POC @ Pride NYC
Renowned photographer Ruben Natal-San Miguel took to the streets this Pride month and focused his lens on the color and diversity of New York’s LGBTQIA+ community.
NYC Pride March
Outlandish outfits, extravagant floats and spontaneous dance parties are mixed in with the political components of this annual civil rights march celebrating LGBTQ+ equality and attended by people from all over the world. The event commemorates the first gay rights march, held in NYC on June 28, 1970, to celebrate the first anniversary of the Stonewall Uprising.
New York City Dyke March
The New York City Dyke March is a protest march, not a parade.
The March is a demonstration of our First Amendment right to protest and takes place without permits or sponsors. We recognize that we must organize among ourselves to fight for our rights, safety, and visibility.
Thousands of Dykes take the streets each year in celebration of our beautiful and diverse Dyke lives, to highlight the presence of Dykes within our community, and in protest of the discrimination, harassment, and violence we face in schools, on the job, and in our communities.
Any person who identifies as a dyke is welcome to march regardless of gender expression or identity, sex assigned at birth, sexual orientation, race, age, political affiliation, religious identity, ability, class, or immigration status.
Pride at the Piers
Once a working part of the New York waterfront, the Pier had physically decayed by the 1980s and had developed a vibrant gay social scene for "cruising". Since renovations and the opening of the Hudson River Park's new Greenwich Village segment in 2003, it has retained its role as a gathering place for gay youth from New York City and New Jersey who have been congregating at the pier since the 1970s.
However, residents of Christopher Street have complained about noisy teenagers leaving the park after its 1 a.m. curfew. Neighborhood leaders and speculators in the area's townhouse market make frequent use of the term "unruly" to describe the pier's users, many of whom are African American or Latino gay youth. Opponents of plans to displace the pier's users have sometimes accused neighborhood leaders and speculators of employing racist code to solicit support for their planned changes. Community residents created a new plan in 2005 to have the Park Enforcement Patrol escort the teens to the 14th and Hudson Street exits. According to an article in AM New York Metro, "A proposal by Connie Fishman ... to barricade the park’s Christopher St. exit at 1 a.m., when the Hudson River Park closes ... and thus reduce late-night noise and crowding on Christopher St." The teenage users of the park responded angrily to the proposed restrictions on the Christopher Street exit and asked instead for the curfew to be moved to 4 a.m., arguing that there will be less of a crowd leaving the park at that time. A group called FIERCE (Fabulous Independent Educated Radicals for Community Empowerment) has been helping LGBT youth fight for later curfews at Christopher Street Pier; a 2001 film showcased the group's campaign to save the pier.

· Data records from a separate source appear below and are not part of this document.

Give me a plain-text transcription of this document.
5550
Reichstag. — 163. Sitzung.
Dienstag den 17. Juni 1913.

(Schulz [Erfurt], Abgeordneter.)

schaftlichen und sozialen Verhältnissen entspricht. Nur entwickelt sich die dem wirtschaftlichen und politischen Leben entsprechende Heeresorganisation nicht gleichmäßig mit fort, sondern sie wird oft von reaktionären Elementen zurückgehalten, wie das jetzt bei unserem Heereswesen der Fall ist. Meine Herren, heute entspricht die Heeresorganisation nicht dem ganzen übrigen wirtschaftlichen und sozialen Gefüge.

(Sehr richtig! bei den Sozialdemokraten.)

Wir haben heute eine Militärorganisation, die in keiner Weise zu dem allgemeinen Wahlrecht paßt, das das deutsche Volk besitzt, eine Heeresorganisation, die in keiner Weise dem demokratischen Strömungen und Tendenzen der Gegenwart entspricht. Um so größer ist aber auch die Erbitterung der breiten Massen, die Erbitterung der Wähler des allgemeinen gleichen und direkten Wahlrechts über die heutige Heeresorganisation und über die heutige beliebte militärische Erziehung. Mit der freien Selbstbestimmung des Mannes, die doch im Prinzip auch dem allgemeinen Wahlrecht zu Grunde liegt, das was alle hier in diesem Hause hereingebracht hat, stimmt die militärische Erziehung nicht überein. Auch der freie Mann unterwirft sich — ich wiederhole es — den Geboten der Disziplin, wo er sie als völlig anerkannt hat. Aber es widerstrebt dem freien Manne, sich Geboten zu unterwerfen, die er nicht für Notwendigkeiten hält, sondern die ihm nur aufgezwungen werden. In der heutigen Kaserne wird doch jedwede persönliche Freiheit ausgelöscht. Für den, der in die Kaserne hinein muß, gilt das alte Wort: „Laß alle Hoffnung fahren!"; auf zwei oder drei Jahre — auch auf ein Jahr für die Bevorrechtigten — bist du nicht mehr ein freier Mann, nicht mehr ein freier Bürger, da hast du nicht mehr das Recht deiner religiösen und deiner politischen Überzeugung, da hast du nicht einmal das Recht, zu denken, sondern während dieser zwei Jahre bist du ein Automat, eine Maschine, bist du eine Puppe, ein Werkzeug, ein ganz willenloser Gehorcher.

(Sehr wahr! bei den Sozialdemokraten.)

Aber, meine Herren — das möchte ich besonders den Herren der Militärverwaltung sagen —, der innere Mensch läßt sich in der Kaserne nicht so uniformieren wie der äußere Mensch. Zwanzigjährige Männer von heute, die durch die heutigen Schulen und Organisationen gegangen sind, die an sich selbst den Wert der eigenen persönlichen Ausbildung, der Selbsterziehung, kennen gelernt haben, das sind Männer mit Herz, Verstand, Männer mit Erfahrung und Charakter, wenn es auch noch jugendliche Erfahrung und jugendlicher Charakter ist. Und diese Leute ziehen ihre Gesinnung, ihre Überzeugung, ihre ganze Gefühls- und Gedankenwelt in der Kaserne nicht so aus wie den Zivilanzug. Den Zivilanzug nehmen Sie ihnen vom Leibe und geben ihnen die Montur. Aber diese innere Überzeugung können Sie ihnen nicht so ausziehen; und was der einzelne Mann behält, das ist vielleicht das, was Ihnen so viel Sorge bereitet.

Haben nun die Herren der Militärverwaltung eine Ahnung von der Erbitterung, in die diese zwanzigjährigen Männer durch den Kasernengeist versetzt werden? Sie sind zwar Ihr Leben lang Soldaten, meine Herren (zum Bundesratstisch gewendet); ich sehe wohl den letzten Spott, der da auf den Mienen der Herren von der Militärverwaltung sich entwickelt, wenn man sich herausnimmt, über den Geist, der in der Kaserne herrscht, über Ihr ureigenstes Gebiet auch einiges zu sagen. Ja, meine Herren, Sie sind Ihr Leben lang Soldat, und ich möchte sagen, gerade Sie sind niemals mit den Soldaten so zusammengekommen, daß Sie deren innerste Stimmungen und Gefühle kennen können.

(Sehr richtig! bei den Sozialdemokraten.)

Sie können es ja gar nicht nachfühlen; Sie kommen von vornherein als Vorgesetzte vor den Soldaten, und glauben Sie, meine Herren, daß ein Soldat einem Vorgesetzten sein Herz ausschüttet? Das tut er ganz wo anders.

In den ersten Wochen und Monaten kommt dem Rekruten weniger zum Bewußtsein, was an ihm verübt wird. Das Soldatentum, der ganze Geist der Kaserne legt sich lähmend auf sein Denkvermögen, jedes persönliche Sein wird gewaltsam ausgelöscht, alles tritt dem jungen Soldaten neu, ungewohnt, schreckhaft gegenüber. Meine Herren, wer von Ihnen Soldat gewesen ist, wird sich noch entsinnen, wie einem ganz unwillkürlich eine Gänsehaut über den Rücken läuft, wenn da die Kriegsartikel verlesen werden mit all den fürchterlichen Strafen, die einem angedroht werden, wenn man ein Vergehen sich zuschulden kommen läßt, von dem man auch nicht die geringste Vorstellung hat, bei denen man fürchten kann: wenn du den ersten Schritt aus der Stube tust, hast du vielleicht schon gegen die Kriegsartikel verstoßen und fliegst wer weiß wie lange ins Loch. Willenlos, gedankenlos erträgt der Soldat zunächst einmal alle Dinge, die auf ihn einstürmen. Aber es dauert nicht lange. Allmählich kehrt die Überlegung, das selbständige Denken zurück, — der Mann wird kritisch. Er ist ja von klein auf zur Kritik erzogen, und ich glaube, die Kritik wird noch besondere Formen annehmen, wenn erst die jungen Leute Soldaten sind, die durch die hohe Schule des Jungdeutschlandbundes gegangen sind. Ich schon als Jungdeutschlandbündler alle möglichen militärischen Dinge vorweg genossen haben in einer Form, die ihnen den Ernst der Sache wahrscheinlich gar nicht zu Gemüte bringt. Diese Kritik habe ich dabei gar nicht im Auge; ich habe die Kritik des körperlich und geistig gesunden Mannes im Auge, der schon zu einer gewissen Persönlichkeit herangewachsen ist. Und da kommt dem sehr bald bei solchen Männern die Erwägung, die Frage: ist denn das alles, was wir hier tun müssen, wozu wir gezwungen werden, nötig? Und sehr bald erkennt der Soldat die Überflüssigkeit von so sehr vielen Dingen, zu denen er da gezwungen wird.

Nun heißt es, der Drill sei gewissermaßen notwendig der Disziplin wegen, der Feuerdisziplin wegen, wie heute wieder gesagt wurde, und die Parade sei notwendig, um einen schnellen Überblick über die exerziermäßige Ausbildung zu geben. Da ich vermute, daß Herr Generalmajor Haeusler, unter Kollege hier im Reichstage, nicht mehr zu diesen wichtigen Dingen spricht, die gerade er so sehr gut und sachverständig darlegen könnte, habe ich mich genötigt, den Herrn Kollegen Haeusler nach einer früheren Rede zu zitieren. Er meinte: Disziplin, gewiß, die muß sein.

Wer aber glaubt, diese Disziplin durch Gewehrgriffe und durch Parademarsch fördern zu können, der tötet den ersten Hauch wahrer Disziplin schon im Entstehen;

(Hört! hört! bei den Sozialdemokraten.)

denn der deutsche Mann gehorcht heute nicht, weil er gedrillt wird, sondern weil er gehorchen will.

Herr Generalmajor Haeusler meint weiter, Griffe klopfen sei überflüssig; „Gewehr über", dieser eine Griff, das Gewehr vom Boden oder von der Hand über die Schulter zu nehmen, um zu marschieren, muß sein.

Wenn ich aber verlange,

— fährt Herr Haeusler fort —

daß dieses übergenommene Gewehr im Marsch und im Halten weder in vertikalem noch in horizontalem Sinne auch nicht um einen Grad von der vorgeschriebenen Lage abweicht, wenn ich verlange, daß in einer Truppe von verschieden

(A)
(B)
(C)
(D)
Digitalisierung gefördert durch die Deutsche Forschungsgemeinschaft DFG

The state's first memorial to the LGBT community was dedicated in June 2018, at the Hudson River Park near the Christopher Street Pier. The memorial, an abstract work by Anthony Goicolea, consists of nine boulders arranged in a circle. The memorial honors the victims of the 2016 Orlando nightclub shooting, most of whom were gay.
NYC Drag March
The New York City Drag March, or NYC Drag March, is an annual drag protest and visibility march taking place in June, the traditional LGBTQ pride month in New York City. Organized to coincide ahead of the NYC Pride March, both demonstrations commemorate the 1969 riots at the Stonewall Inn, widely considered the pivotal event sparking the gay liberation movement and the modern fight for LGBT rights.

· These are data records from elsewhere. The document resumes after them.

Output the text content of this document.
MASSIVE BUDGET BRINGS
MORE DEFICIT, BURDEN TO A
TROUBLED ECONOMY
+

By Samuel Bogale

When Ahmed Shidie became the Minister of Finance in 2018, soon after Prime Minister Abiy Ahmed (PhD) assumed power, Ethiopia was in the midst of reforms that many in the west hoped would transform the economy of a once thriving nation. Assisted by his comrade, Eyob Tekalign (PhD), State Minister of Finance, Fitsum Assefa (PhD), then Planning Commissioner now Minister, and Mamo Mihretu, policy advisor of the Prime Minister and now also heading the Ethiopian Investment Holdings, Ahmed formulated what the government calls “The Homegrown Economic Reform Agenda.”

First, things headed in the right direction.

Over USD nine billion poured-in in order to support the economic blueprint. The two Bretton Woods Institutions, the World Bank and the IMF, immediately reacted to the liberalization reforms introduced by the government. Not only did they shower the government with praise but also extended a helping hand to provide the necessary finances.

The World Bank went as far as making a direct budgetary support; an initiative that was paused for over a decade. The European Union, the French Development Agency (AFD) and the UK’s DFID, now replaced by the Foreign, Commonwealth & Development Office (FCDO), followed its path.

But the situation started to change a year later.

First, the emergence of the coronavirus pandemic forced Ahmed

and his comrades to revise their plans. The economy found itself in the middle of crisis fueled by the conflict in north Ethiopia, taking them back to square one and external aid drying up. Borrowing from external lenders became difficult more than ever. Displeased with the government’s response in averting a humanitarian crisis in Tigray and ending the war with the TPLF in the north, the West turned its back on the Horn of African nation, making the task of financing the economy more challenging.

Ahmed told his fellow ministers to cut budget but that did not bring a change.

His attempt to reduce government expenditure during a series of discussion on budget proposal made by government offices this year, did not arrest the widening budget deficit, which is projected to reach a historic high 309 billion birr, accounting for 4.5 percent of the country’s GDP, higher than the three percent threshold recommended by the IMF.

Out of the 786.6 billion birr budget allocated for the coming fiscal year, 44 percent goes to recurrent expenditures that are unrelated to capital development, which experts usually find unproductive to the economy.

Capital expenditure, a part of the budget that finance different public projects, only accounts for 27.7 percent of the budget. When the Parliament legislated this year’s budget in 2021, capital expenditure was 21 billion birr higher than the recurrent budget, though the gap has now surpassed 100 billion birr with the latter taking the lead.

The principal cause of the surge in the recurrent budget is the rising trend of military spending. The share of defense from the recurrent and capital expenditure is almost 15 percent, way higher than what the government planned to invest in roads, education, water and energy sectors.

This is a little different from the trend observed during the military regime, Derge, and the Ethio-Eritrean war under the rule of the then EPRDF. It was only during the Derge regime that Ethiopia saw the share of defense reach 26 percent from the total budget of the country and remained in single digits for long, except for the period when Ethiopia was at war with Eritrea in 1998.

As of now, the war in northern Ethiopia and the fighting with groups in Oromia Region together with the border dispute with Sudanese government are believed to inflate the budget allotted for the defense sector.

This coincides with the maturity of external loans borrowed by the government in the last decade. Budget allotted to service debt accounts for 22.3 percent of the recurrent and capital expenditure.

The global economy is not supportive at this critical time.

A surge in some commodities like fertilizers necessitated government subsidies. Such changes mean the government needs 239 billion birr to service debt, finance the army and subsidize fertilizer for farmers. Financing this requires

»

In 1994, while preparations for Stonewall 25 were taking place in New York City, it was made public that event organizers were not going to include leathermen or drag queens in the official ceremonies. Activist Gilbert Baker, creator of the Rainbow Flag, aka Sister Chanel 2001 with the drag activist troop Sisters of Perpetual Indulgence, recently moved to the city from San Francisco, and Brian Griffin, aka Harmonie Moore Must Die, created the alternate event.[Baker, who was busy creating a mile-long rainbow flag for the parade, the world’s largest until he made an even bigger one in 2003, came up with the idea, while Harmonie, working in Baker’s shop, had grassroots organizational skills from work with ACT UP and Women's Health Action and Mobilization (WHAM), to organize the drag march. Harmonie was also a member of Church Ladies for Choice, an activist drag troop that countered the anti-abortion group Operation Rescue.